Re: Independent optimizing compilation [was: fundamental design issues] Taylor Campbell 03 Dec 2005 18:40 UTC

   Date: Sat, 03 Dec 2005 14:33:34 +0100
   From: Michael Sperber <xxxxxx@informatik.uni-tuebingen.de>

   But anyway, your concern is a very valid one.  Here's what I think we
   came down on:

   - The current proposal doesn't preclude a future extension for
     optionally specifying more static information about the names being
     exported, as is possible, for instance, in Scheme 48 or Bigloo.

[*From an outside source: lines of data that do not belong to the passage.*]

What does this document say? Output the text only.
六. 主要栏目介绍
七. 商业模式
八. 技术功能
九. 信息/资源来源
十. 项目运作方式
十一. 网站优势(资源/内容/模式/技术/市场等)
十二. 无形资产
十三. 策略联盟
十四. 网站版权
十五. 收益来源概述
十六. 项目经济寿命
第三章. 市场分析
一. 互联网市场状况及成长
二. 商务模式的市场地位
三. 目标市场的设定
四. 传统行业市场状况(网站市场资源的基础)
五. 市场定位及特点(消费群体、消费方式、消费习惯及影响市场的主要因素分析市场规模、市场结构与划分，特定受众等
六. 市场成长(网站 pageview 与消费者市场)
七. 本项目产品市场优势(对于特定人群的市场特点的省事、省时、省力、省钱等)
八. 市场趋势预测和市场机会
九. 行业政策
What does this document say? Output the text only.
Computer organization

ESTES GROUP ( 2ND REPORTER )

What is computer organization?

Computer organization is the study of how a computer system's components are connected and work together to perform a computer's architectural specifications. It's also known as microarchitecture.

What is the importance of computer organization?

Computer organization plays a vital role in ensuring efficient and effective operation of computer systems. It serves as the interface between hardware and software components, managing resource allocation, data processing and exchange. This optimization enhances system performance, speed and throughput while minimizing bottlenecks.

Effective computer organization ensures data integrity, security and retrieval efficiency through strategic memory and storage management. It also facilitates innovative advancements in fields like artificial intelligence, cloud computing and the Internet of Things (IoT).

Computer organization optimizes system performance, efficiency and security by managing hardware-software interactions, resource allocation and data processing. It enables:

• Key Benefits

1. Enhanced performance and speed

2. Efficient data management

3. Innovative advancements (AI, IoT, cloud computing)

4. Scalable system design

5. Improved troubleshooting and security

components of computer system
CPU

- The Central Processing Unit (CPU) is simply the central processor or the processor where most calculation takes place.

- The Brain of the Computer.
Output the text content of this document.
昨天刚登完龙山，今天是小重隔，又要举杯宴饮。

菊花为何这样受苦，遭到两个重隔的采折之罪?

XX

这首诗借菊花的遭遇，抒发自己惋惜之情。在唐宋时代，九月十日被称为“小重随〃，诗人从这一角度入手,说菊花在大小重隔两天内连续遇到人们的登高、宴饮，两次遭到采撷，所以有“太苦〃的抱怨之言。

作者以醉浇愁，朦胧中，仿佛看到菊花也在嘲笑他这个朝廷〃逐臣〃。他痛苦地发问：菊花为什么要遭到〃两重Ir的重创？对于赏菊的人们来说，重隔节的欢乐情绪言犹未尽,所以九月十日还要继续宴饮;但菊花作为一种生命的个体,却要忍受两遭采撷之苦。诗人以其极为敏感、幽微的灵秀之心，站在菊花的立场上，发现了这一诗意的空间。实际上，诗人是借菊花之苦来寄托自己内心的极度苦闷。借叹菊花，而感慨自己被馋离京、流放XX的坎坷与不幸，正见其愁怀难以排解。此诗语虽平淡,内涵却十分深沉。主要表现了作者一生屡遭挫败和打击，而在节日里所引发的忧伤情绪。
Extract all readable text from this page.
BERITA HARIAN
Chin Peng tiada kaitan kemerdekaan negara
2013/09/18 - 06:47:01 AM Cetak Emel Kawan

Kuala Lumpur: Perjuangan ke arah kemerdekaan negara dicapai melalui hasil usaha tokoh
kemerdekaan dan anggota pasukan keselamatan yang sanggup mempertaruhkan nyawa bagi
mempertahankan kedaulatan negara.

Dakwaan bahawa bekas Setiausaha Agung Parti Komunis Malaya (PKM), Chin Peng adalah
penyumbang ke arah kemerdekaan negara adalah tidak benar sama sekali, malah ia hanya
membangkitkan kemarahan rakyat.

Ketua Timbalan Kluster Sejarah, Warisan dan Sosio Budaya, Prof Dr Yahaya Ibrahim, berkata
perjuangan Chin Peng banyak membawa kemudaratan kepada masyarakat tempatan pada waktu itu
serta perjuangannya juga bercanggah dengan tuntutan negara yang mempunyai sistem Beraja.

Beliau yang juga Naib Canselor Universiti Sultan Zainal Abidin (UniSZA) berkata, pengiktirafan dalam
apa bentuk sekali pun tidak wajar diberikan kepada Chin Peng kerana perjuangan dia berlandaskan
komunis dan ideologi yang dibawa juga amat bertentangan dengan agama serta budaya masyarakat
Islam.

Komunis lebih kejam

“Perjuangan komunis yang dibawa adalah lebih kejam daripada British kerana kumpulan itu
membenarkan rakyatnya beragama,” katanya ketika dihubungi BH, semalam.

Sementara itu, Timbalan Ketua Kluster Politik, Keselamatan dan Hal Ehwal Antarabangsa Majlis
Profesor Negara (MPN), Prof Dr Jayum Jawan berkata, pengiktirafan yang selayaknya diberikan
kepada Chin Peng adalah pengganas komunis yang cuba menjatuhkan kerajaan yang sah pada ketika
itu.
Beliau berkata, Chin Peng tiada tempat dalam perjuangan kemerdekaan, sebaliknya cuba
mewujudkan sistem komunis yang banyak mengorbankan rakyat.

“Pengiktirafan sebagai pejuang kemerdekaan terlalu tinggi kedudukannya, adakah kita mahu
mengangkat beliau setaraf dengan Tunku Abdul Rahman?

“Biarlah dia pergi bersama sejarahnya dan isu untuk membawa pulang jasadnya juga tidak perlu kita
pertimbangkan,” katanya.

It does, though, make it difficult to extend in the current syntax in
a way that bear wants.  Grovelling through the source to libraries is
not an option, but currently the EXPORT syntax is embedded in the
library bodies.  My proposal, and Scheme48's module system, would make
such an extension even easier and in a satisfactory way for the
conditions bear would like.

   - Any such extension is bound to provide only incomplete static
     information about the thing being exported, and thus preclude
     certain kinds of optimization.

   - A type language (or flow language or whatever) would be a topic for
     active research, which I don't think we were prepared to do.

   - Consequently, highly optimizing compilers (like Chez Scheme, for
     example) really need to look at the entire source code of the
     everything you're importing (or some representation thereof) to do a
     good job.

This is true for heavily optimizing compilers, but I don't think bear
was referring to them, particularly since (in response to the first
point) all compilers that do not perform whole program analysis lose
information anyway.  Knowing exactly what identifiers have run-time
variable denotations and what identifiers have syntactic denotations
is enough to know how to compile the code (see below on how to deal
with macros).  Actually, the current SRFI doesn't even provide enough
information for that, but my alternative proposal & Scheme48's module
system both do.  Moreover, separation of interface from implementation
would allow interfaces to include specifications of properties that
implementations must support, if such flow languages were developed.

   - Macros require you to have some representation of the source code of
     the library you're importing anyway.  (Some people might argue this
     is a design mistake in the library syntax---several people are
     working on macro/module systems that don't have this property.  But
     once again, (very) active ongoing research, not ready for R6RS.)

This is true (except I don't see why you need the source code and not
just any representation of the code, source or compiled), but bear's
situation and requirements are still useful for all of the cases where
macros are not used; macros would only imply points of synchronization
in the distributed compilation where the compilation of one module
would simply wait until another module, from which the first imported
syntax, finishes, to access the macros from it.